Recent Angus Reid poll results show that three in five Canadians support a universal basic income (UBI).
There are many examples of UBI being successfully trialled with at least one in Canada. In the 1970s the Canadian town of Dauphin, Man. trialled basic income, but due to lack of funding was unable to analyze the results. When researchers looked at the data 25 years later, they discovered the experiment had been a huge success. (https://www.utpjournals.press/doi/pdf/10.3138/cpp.37.3.283)
The hospitalization rate went down by 8.5 per cent in four years, kids performed much better in school, and domestic violence was down, as were mental health complaints. People continued to work, and indeed, open small businesses. Other studies show a phenomenal decrease in drug and alcohol abuse.
According to the Canadian Centre for Economic Analysis, a guaranteed minimum income program could grow the economy on average $36 billion per year in the first five years, without relying on debt funding, and if partial and temporary debt funding were to be used, the impact could grow to an average of $62 billion annually in the first five years. In total, this program could lead to a cumulative increase to the national GDP of $1.5 trillion over the next 25 years.

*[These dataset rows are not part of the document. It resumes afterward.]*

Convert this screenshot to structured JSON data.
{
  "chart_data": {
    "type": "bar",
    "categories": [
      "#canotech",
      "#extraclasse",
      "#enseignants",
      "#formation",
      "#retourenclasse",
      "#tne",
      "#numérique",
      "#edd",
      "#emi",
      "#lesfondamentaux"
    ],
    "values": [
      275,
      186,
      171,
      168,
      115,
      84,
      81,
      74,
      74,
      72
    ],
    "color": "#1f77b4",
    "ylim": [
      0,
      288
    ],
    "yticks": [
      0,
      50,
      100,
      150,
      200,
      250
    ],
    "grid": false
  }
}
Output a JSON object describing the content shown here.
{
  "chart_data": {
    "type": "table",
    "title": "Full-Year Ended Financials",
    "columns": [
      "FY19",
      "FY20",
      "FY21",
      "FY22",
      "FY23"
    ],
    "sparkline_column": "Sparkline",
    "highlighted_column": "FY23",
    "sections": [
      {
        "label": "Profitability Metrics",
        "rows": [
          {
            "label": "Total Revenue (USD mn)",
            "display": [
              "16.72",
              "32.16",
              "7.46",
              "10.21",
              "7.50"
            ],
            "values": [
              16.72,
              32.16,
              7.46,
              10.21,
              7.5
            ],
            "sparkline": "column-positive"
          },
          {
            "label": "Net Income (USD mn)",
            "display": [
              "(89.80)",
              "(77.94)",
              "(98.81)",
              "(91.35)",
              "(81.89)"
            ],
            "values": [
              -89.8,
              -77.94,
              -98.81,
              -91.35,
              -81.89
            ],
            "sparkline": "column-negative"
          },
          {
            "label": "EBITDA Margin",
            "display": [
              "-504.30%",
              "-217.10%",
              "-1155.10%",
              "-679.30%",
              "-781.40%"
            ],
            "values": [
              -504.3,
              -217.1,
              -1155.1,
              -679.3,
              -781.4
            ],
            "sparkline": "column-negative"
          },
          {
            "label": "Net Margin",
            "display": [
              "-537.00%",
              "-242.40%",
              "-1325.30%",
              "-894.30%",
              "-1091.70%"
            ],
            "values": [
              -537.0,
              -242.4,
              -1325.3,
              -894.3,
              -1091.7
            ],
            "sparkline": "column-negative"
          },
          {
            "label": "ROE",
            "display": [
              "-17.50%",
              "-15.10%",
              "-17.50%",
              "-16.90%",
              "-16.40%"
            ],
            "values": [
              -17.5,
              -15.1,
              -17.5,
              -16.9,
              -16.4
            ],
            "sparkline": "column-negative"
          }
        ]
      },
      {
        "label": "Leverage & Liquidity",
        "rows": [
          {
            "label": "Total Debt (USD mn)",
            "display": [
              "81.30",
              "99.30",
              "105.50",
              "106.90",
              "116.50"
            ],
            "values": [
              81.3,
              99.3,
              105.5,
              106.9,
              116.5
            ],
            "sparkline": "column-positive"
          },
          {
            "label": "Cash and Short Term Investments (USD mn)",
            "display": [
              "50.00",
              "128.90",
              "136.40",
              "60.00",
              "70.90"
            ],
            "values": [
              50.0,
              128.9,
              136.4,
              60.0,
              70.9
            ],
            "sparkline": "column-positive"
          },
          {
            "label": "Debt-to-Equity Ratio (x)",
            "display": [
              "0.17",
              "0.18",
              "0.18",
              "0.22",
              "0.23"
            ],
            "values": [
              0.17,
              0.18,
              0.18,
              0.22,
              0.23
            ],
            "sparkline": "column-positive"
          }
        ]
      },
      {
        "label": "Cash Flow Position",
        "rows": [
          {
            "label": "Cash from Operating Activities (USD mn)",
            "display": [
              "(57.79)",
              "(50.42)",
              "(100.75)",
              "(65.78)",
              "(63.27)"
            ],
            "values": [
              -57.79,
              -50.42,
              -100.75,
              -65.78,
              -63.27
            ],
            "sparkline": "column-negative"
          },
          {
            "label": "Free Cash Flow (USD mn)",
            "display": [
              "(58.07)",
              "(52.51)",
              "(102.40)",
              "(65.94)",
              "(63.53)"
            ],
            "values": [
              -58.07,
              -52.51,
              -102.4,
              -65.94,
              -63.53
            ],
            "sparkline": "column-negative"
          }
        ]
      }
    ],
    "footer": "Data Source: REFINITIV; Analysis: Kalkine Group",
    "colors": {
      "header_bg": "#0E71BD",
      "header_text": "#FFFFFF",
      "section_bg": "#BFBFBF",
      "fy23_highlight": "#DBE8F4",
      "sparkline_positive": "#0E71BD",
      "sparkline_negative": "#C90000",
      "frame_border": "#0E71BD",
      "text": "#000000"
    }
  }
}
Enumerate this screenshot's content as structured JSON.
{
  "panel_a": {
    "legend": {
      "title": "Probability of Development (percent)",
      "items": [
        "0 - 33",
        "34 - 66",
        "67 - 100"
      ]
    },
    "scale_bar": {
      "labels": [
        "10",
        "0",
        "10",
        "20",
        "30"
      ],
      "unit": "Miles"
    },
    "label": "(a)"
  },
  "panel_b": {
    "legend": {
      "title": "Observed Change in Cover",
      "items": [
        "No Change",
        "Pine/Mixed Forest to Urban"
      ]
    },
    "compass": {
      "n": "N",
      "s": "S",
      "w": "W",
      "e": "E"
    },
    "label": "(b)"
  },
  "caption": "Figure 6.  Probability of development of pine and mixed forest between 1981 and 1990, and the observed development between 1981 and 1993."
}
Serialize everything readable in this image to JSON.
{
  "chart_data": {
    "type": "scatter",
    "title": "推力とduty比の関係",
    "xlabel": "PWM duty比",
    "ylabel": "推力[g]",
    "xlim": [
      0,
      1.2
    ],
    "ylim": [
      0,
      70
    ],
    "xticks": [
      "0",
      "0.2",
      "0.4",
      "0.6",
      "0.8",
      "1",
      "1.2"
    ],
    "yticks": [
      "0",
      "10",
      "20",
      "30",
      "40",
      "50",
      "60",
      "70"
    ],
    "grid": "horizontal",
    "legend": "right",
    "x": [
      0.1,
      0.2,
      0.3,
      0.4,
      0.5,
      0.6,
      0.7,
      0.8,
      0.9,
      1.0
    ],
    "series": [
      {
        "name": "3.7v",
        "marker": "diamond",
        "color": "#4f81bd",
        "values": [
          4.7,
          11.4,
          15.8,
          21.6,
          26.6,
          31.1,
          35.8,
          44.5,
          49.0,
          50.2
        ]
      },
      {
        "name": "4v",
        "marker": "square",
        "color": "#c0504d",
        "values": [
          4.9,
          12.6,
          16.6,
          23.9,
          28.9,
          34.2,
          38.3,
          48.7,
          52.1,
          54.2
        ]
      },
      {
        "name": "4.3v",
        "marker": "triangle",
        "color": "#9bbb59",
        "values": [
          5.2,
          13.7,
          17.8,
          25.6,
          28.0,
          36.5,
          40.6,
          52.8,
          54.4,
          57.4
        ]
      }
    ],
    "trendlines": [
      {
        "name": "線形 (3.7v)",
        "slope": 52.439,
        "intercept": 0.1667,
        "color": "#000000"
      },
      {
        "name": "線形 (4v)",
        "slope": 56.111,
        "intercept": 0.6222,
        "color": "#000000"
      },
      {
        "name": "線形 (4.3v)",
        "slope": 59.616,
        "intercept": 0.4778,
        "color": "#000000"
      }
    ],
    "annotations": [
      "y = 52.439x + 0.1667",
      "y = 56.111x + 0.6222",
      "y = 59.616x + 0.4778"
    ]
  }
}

In the past 50 years corporate tax rates have decreased by 50 per cent and are currently almost the lowest they have ever been. In the meantime, workers’ wages have stagnated in relation to inflation, and household debt to income ratios have skyrocketed. As well, the top two per cent of the population control over 60 per cent of Canadian wealth, and over the past three decades taxation of capital and the affluent has shifted to taxes on labour and ordinary working families. Lifting over three million households out of poverty is certainly a worthwhile endeavour.
As the COVID pandemic has increased pressures on Canadians, it is apparent that UBI is a bold, common-sense solution that would ensure that everyone could afford their basic needs, like putting food on the table and a safe place to call home. I urge you to write to government representatives in support of Bill C-273.
The writer is a longtime Salt Spring Island resident.